Consider this: identical twins are epigenetically unique; attached to their identical chromosomes are nonidentical patterns of methyl groups and histones. Moreover, in a phenomenon called epigenetic drift, twins become more different with time. As revealed in a 2005 study, younger twins are more alike than older twins. As twins age and have different environmental experiences, their genetic expression diverges. Twins who spend more of their lives together in the same environment have gene-expression portraits that are more similar than twins who go their separate ways.
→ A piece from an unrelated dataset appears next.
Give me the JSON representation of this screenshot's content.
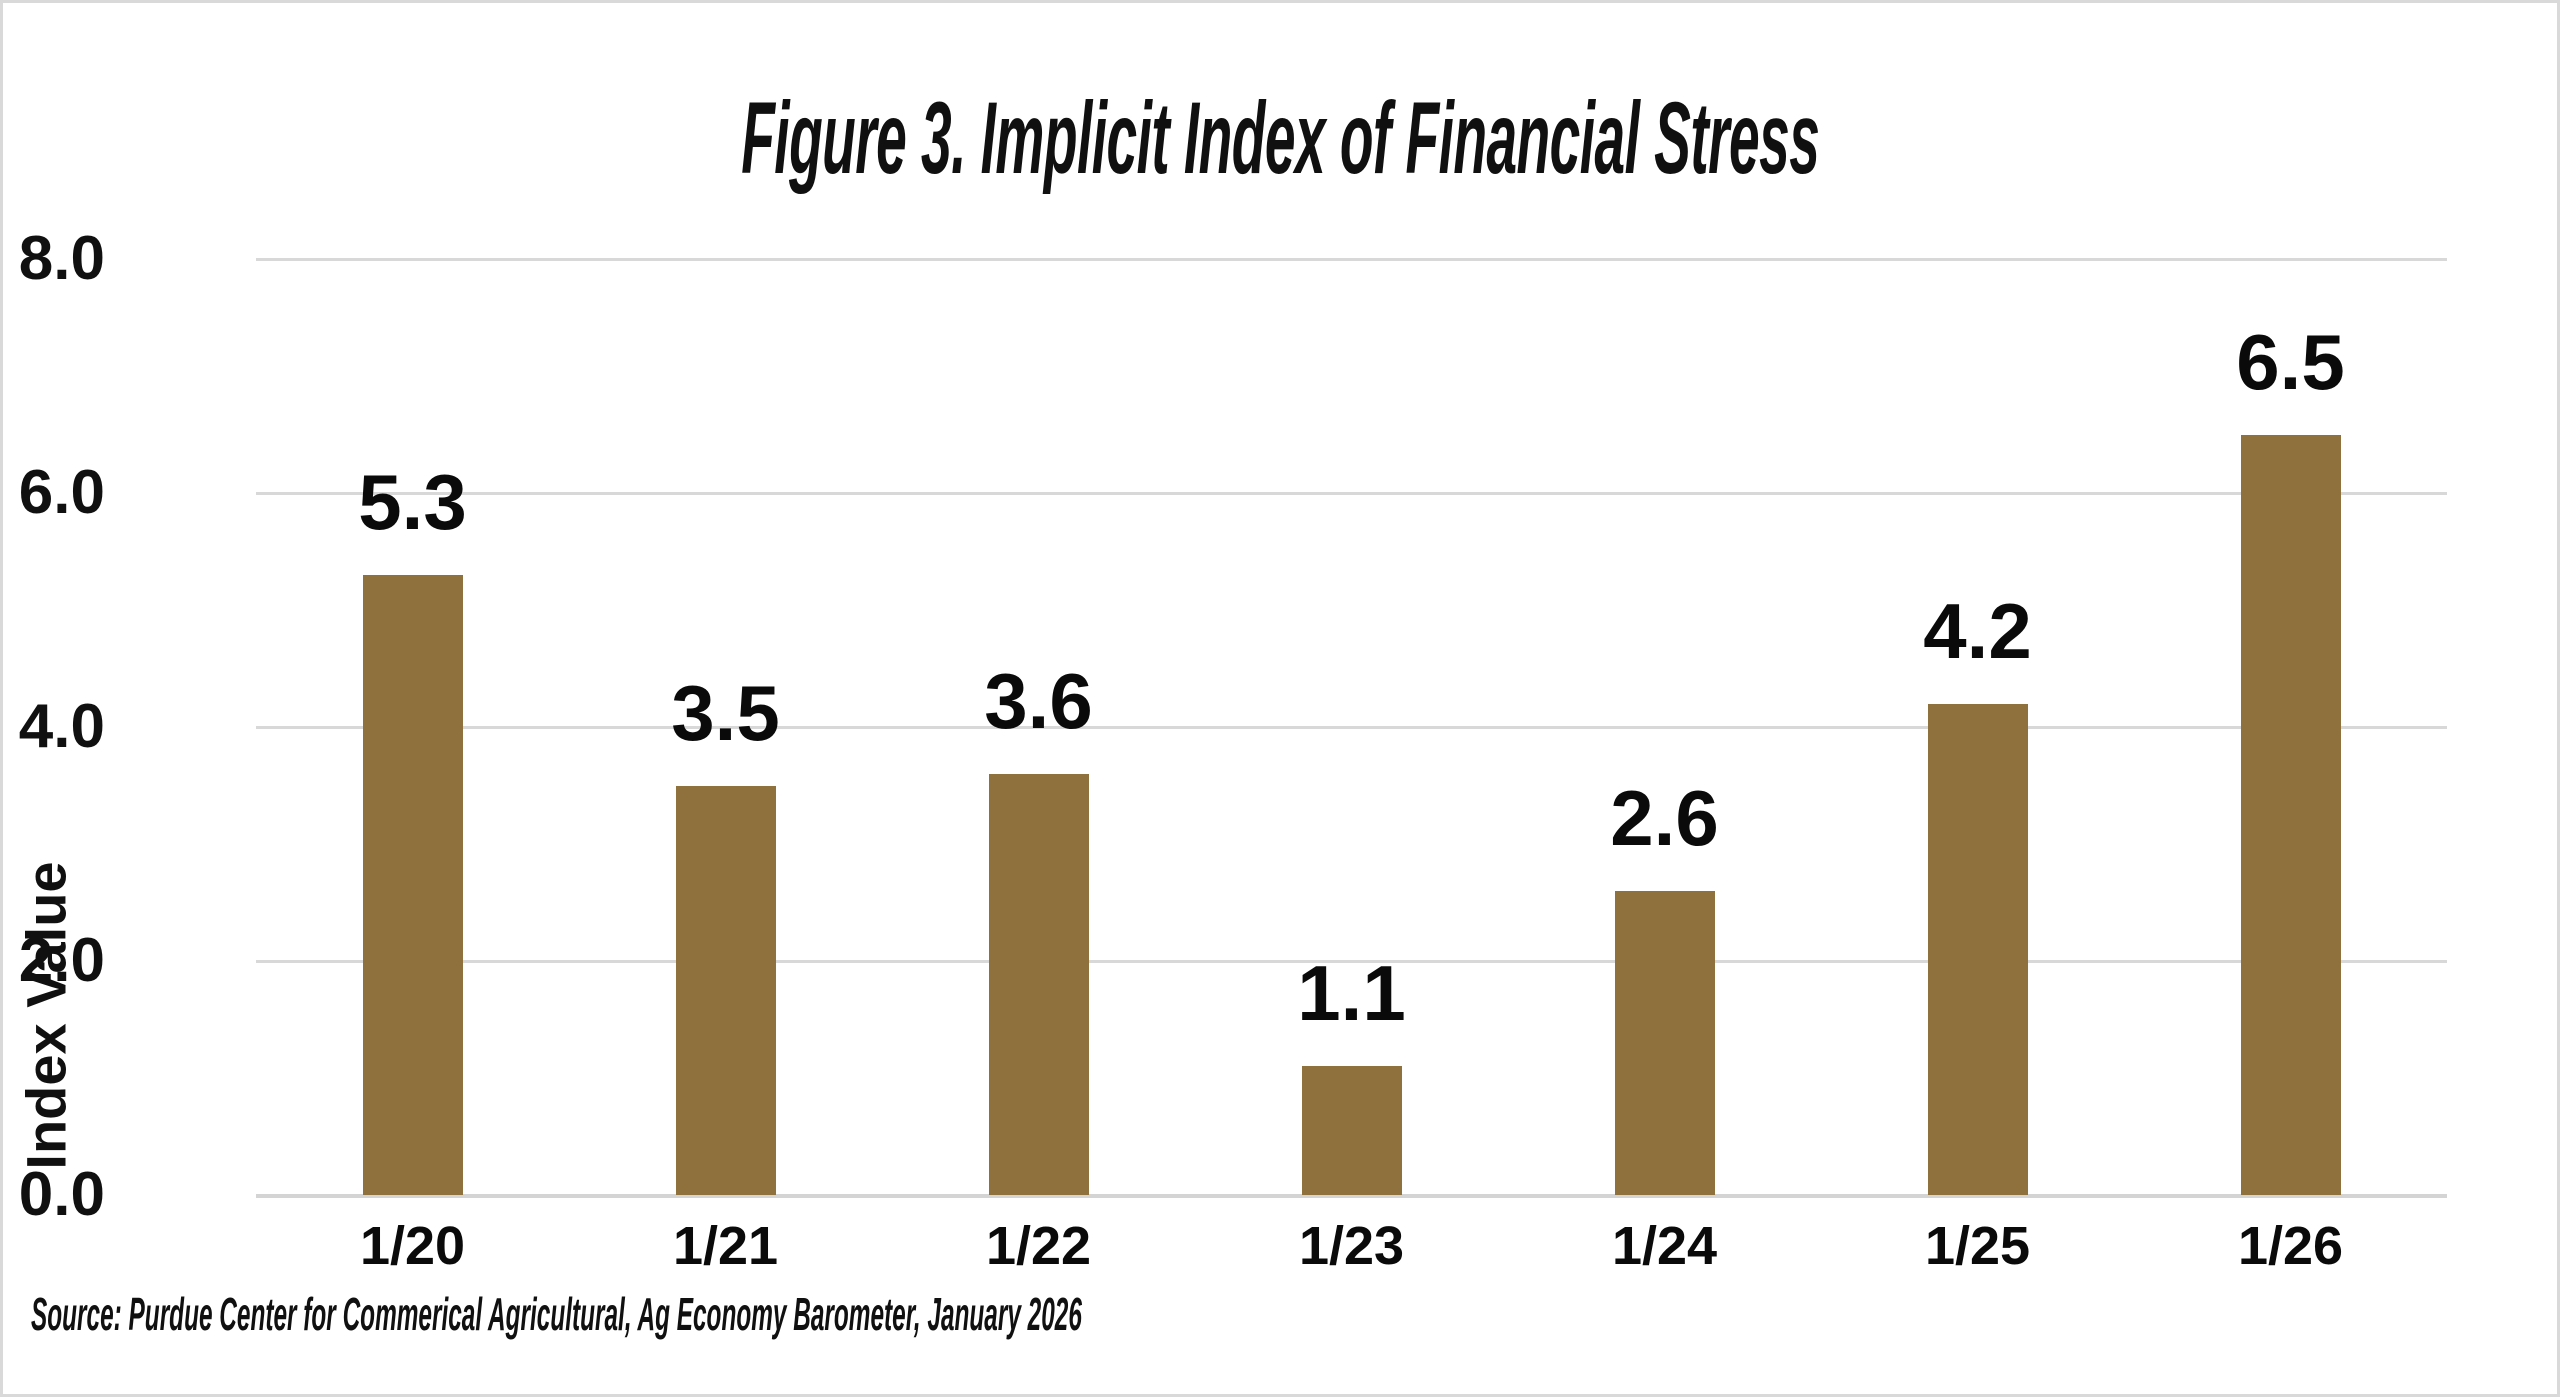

As an adoptee, I can’t help wondering if the reverse process might also be true. Growing up together in the same environment, do adopted siblings experience epigenetic convergence? Is this why, as girls, my genetically unrelated sister and I suffered from the same allergies, developed identical digestive problems, and wore the same eyeglass prescription? More generally, might it be possible that the longer people share a common environment, the more their genes act like each other? Do we carry on our chromosomes a kind of extra-genetic memory of all of our past habitats?
There is reason to think so. Environmental epigenetics examines how environmental exposures influence gene expression. What the results of this nascent field of study reveal is the vulnerability of early life. When epigenetic regulation is disrupted early on, the process of differentiation can be thrown off course in ways that may raise the risk for many diseases, including cancer. We already know that Inuit people in Greenland who acquire high body burdens of persistent pollutants have fewer methyl groups attached to their chromosomes than their lesser-exposed compatriots. This is not good. In the laboratory, hypomethylation is associated with chromosomal instability. We know from lab experiments that certain chemical exposures in prenatal life can alter developmental pathways and lead to altered architecture of adult structures (such as breasts). But our current system of environmental regulation—with its narrow focus on identifying chemicals that cause mutations—does not screen for chemicals that trigger changes in development. And our current system of genetic testing—with its narrow focus on identifying carriers of certain genes that bestow notably higher cancer risks—does not consider the regulation of genes by environmentally mediated signals either.
Perhaps most astonishing of all, epigenetic changes can be inherited. This means that the environmental exposures we experienced as children can have consequences not just for us but also for our descendants. More philosophically, it means that, contrary to current biological dogma, the nineteenth-century idea that acquired traits can be passed down the generations may not be so wrong-headed after all. And this brings us back to Darwin, who developed his ideas before we had a working understanding of genes and who was agnostic on the subject of the heritability of acquired characteristics. The reality of epigenetic inheritance hardly overturns natural selection—indeed it shows us another route by which species can adapt. Finally, it shines a spotlight on one of Darwin’s lesser-appreciated insights: that all of life is interrelated—not only by our common origins but also by our common ecology.